Let's just say I wouldn't trust a musician that did not have at least a passing familiarity with one of the following: 1. The Anthology of American Folk Music; or 2. An artist that appeared on The Anthology of American Folk Music; or 3. At least a few songs from TAAFM.
That said, I feel very strongly that even if you are not a musician, regardless of the style of contemporary music you listen to (and I ravenously devour current music), whether it be Radiohead, Fishbone, Wilco, D'Angelo, Dr. Dre WHATEVER, if you listen to this collection, you will hear the roots of modern music. Somewhere I read a review of TAAFM and it called it a "genetic code" for modern music, which is entirely appropriate.
As a collection of songs and performances, this collection is entertaining, educational, shocking, delightful, scary (try listening to the first few tracks of disc 2-B alone in the dark...) revelatory, essential.
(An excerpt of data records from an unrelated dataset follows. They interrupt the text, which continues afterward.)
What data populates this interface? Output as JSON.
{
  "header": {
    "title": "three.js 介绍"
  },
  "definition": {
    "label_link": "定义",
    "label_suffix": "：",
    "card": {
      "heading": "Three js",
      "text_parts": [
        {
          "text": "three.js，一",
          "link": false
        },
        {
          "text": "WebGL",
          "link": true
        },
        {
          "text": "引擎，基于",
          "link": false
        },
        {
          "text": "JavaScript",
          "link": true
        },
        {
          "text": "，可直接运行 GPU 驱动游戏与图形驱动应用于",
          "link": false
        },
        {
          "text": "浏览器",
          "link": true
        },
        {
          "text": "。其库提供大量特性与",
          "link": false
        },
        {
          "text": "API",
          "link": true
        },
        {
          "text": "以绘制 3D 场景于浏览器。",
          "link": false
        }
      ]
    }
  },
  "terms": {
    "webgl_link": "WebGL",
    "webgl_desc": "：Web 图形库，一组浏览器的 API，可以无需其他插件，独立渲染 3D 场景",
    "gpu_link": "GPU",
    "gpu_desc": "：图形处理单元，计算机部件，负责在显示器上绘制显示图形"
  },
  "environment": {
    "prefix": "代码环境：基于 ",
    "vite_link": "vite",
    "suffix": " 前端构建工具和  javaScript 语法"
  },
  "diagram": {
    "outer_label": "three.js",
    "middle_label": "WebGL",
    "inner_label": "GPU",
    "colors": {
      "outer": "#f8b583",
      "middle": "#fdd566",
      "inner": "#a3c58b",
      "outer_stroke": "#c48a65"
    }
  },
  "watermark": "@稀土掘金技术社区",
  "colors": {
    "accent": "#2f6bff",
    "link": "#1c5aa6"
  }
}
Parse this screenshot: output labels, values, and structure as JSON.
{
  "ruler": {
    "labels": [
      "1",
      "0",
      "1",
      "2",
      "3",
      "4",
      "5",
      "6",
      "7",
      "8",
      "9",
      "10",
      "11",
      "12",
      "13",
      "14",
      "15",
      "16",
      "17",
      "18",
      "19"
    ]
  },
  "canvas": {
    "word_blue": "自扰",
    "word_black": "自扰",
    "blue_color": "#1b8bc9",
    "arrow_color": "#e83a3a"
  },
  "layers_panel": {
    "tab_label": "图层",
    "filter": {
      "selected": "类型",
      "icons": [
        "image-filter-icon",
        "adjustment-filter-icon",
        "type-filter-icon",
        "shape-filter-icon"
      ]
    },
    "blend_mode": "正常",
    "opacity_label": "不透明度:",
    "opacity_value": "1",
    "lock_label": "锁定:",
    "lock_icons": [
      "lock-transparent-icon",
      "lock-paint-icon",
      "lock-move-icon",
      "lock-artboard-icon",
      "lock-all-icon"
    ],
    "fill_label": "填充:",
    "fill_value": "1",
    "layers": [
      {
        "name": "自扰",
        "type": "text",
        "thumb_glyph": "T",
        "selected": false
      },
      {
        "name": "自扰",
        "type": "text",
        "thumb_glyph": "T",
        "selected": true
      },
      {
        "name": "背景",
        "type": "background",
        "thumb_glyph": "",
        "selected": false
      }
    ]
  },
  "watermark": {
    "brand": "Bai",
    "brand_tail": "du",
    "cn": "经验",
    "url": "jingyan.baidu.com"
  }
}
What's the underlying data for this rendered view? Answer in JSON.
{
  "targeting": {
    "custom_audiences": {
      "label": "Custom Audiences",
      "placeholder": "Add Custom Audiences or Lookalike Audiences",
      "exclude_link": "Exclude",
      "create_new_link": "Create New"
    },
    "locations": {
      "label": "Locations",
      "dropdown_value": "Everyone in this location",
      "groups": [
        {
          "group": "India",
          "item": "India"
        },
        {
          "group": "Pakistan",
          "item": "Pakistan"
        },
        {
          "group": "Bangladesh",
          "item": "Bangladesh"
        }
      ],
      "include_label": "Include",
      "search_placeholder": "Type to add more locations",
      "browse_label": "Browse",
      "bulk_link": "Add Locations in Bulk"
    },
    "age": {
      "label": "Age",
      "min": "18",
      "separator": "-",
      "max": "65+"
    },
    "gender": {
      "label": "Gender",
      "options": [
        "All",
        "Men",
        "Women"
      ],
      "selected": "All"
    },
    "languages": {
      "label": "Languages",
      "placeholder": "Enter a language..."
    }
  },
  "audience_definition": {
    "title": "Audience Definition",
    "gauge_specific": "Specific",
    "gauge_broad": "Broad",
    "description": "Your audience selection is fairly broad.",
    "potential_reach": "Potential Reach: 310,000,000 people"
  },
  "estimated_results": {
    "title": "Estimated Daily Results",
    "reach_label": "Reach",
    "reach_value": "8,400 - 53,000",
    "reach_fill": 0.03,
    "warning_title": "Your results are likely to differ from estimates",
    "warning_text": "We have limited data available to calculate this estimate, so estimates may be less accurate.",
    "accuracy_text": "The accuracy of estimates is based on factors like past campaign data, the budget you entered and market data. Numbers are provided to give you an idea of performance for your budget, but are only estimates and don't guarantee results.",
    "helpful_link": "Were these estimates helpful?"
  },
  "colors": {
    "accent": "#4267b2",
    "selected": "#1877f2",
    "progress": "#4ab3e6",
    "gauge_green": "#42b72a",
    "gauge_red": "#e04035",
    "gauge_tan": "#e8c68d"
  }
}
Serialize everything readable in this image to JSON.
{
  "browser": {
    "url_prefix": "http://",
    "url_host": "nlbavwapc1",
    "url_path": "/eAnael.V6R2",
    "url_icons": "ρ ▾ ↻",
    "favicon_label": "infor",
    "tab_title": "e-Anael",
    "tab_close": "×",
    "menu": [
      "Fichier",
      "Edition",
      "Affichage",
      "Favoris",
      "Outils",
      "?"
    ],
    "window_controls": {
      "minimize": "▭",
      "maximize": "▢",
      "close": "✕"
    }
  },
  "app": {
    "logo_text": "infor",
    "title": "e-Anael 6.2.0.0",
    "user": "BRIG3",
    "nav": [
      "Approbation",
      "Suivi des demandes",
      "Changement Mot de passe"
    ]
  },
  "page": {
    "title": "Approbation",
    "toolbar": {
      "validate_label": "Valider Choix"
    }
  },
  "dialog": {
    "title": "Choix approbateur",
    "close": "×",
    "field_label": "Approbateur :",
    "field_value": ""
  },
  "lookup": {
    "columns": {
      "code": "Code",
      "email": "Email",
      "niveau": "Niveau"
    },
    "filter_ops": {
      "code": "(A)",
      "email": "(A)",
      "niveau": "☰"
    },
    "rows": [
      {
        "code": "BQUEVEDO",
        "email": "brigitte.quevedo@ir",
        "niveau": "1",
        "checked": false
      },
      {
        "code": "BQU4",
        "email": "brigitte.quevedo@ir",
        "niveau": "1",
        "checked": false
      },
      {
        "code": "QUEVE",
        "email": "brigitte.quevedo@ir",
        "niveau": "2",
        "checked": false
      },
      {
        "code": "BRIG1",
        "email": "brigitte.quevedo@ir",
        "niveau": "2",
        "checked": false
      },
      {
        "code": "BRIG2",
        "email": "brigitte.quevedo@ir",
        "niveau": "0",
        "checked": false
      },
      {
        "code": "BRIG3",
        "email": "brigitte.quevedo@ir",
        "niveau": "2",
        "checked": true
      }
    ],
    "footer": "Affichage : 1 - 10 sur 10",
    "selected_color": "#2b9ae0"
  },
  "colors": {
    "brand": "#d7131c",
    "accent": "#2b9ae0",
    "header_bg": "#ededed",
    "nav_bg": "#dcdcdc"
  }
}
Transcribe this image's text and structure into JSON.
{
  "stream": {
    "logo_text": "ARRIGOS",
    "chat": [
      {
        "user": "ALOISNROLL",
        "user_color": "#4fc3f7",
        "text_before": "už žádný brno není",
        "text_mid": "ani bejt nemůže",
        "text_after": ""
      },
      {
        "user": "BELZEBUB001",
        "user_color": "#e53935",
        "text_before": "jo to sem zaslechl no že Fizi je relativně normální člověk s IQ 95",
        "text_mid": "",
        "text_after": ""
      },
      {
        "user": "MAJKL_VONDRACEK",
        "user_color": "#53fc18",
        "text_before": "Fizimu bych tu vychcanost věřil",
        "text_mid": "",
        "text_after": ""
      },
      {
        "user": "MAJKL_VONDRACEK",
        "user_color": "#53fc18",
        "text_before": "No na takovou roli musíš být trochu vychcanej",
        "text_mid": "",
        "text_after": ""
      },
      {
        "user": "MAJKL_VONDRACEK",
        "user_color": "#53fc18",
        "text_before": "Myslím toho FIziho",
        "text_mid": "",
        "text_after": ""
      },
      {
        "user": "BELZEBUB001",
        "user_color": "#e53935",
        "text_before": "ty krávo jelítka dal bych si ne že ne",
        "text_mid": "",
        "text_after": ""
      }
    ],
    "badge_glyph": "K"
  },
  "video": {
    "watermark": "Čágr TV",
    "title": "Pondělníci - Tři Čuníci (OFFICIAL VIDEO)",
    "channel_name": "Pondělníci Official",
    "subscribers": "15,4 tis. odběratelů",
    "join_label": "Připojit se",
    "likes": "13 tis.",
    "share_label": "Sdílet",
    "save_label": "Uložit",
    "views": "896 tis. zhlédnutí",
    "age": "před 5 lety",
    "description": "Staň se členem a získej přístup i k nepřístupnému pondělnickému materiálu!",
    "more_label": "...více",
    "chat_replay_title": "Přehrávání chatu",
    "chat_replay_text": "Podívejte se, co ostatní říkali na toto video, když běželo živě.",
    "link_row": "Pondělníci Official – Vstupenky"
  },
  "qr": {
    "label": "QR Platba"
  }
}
As a stand-alone document, The Anthology is a kind of Rosetta Stone, having influenced every aspect of popular music through the years both directly and indirectly (subconsciously, even).
It makes me think that perhaps these songs already exist in everyone's psyche...they are there, but you do not know it until you hear them. The songs are both familiar and strange, and at times some selections seem so fragile and precious, they might crumble if you listen too hard (yet you always do).
And by the way, even if initially you absolutely HATE a FEW selections (and trust me, you will...I did!), they will be internalized nonetheless, and you will subsequently embrace them, and come to love them.